BCMA CAR-T (bb2121/bb21217)

bluebird’s (NASDAQ:BLUE) bb2121 is a very promising CAR-T treatment for MM. Potentially, it may substitute Revlimid after 2025, but the problem is the bb2121 ramp-up takes time and generic lenalidomide will be too good and too cheap to ignore it. In the best-case scenario, bb2121/7 may peak at $10+ bn sometime in 2030.

Juno’s (NASDAQ:JUNO) cellular immunotherapy

The company expects the launch in 2019 and reaching $3 bn sometime after 2020 (we think it’s 2026).

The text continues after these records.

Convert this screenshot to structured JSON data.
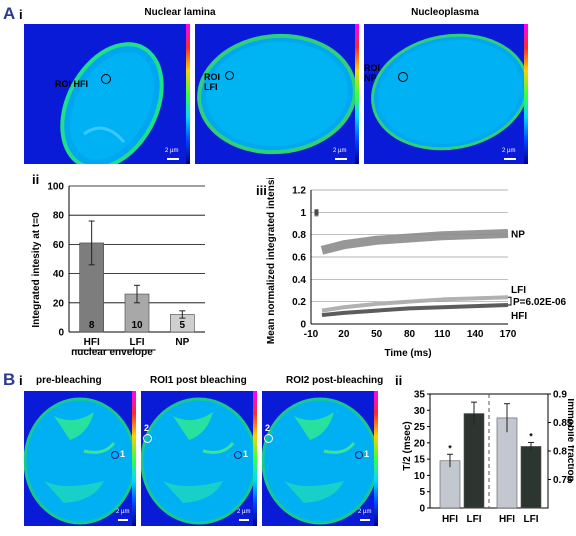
{
  "panel_a": {
    "letter": "A",
    "roman_i": "i",
    "roman_ii": "ii",
    "roman_iii": "iii",
    "image_headers": [
      "Nuclear lamina",
      "Nucleoplasma"
    ],
    "roi_labels": [
      "ROI HFI",
      "ROI LFI",
      "ROI NP"
    ],
    "scale_label": "2 µm"
  },
  "panel_b": {
    "letter": "B",
    "roman_i": "i",
    "roman_ii": "ii",
    "image_headers": [
      "pre-bleaching",
      "ROI1 post bleaching",
      "ROI2 post-bleaching"
    ],
    "roi_numbers": [
      "1",
      "2"
    ],
    "scale_label": "2 µm"
  },
  "chart_data": [
    {
      "type": "bar",
      "categories": [
        "HFI",
        "LFI",
        "NP"
      ],
      "values": [
        61,
        26,
        12
      ],
      "errors": [
        15,
        6,
        2.5
      ],
      "n_labels": [
        "8",
        "10",
        "5"
      ],
      "bar_colors": [
        "#7d7d7d",
        "#a8a8a8",
        "#cfcfcf"
      ],
      "xlabel": "nuclear envelope",
      "ylabel": "Integrated intesity at t=0",
      "ylim": [
        0,
        100
      ],
      "yticks": [
        0,
        20,
        40,
        60,
        80,
        100
      ],
      "grid": true
    },
    {
      "type": "line",
      "xlabel": "Time (ms)",
      "ylabel": "Mean normalized integrated intensity",
      "xlim": [
        -10,
        170
      ],
      "ylim": [
        0,
        1.2
      ],
      "xtick_labels": [
        "-10",
        "20",
        "50",
        "80",
        "110",
        "140",
        "170"
      ],
      "ytick_labels": [
        "0",
        "0.2",
        "0.4",
        "0.6",
        "0.8",
        "1",
        "1.2"
      ],
      "grid": true,
      "annotation": "P=6.02E-06",
      "series": [
        {
          "name": "NP",
          "color": "#8c8c8c",
          "prebleach": 0.99,
          "x": [
            0,
            20,
            50,
            80,
            110,
            140,
            170
          ],
          "y": [
            0.66,
            0.71,
            0.75,
            0.77,
            0.79,
            0.8,
            0.81
          ]
        },
        {
          "name": "LFI",
          "color": "#a8a8a8",
          "prebleach": 1.0,
          "x": [
            0,
            20,
            50,
            80,
            110,
            140,
            170
          ],
          "y": [
            0.12,
            0.15,
            0.18,
            0.2,
            0.22,
            0.23,
            0.24
          ]
        },
        {
          "name": "HFI",
          "color": "#4a4a4a",
          "prebleach": 1.0,
          "x": [
            0,
            20,
            50,
            80,
            110,
            140,
            170
          ],
          "y": [
            0.08,
            0.1,
            0.12,
            0.14,
            0.15,
            0.16,
            0.17
          ]
        }
      ]
    },
    {
      "type": "bar",
      "categories": [
        "HFI",
        "LFI",
        "HFI",
        "LFI"
      ],
      "groups": [
        {
          "ylabel": "T/2 (msec)",
          "axis": "left",
          "ylim": [
            0,
            35
          ],
          "yticks": [
            0,
            5,
            10,
            15,
            20,
            25,
            30,
            35
          ],
          "values": [
            14.5,
            29
          ],
          "errors": [
            2,
            3.5
          ],
          "significant": [
            true,
            false
          ]
        },
        {
          "ylabel": "Immobile fraction",
          "axis": "right",
          "ylim": [
            0.7,
            0.9
          ],
          "yticks": [
            0.75,
            0.8,
            0.85,
            0.9
          ],
          "values": [
            0.858,
            0.808
          ],
          "errors": [
            0.025,
            0.007
          ],
          "significant": [
            false,
            true
          ]
        }
      ],
      "bar_colors": [
        "#c3c7cf",
        "#2d3530",
        "#c3c7cf",
        "#2d3530"
      ],
      "marker": "*"
    }
  ]
}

Celgene’s Early-Stage I/O assets

Too early to put a dollar sign on them.

Anti-PD1 (BGB-A317) for Solid Tumors

This is definitely an interesting asset that is currently being tested as a monotherapy and in combination for various solid-organ and blood-borne cancers. The only problem is that it might be too late for PD-1/PD-L1 asset with Opdivo and Keytruda dominating the market. We can’t forecast any numbers at this point, but we certainly think that BGB-A317 is a promising asset.

Celgene’s Revenue in 2015-2030

Now, to sum up all the revenue streams, this is what we get:

The most notable threat is that the revenue is going to drop in 2024. However, if we smoothen out 2018-2030 revenues, we still get 4.12% CAGR, which is a kind of long-term terminal growth.

It is obvious that investors are spooked by the revenue drop in several years. But if we look at the graph from the long-term point of view, the current 11x P/E of 2018 earnings resembles the P/E of a “boring” value company with low growth.

Conclusion

Celgene is traded at the level of low growth “value” companies (they may think of paying dividends to prove that?). Unless the company comes up with a plausible explanation of how it plans to fill the gap after 2023, the current trading level may persist at 10-14x of 2018 P/E or $90-120 per share.

Disclosure: I am/we are long CELG.

I wrote this article myself, and it expresses my own opinions. I am not receiving compensation for it (other than from Seeking Alpha). I have no business relationship with any company whose stock is mentioned in this article.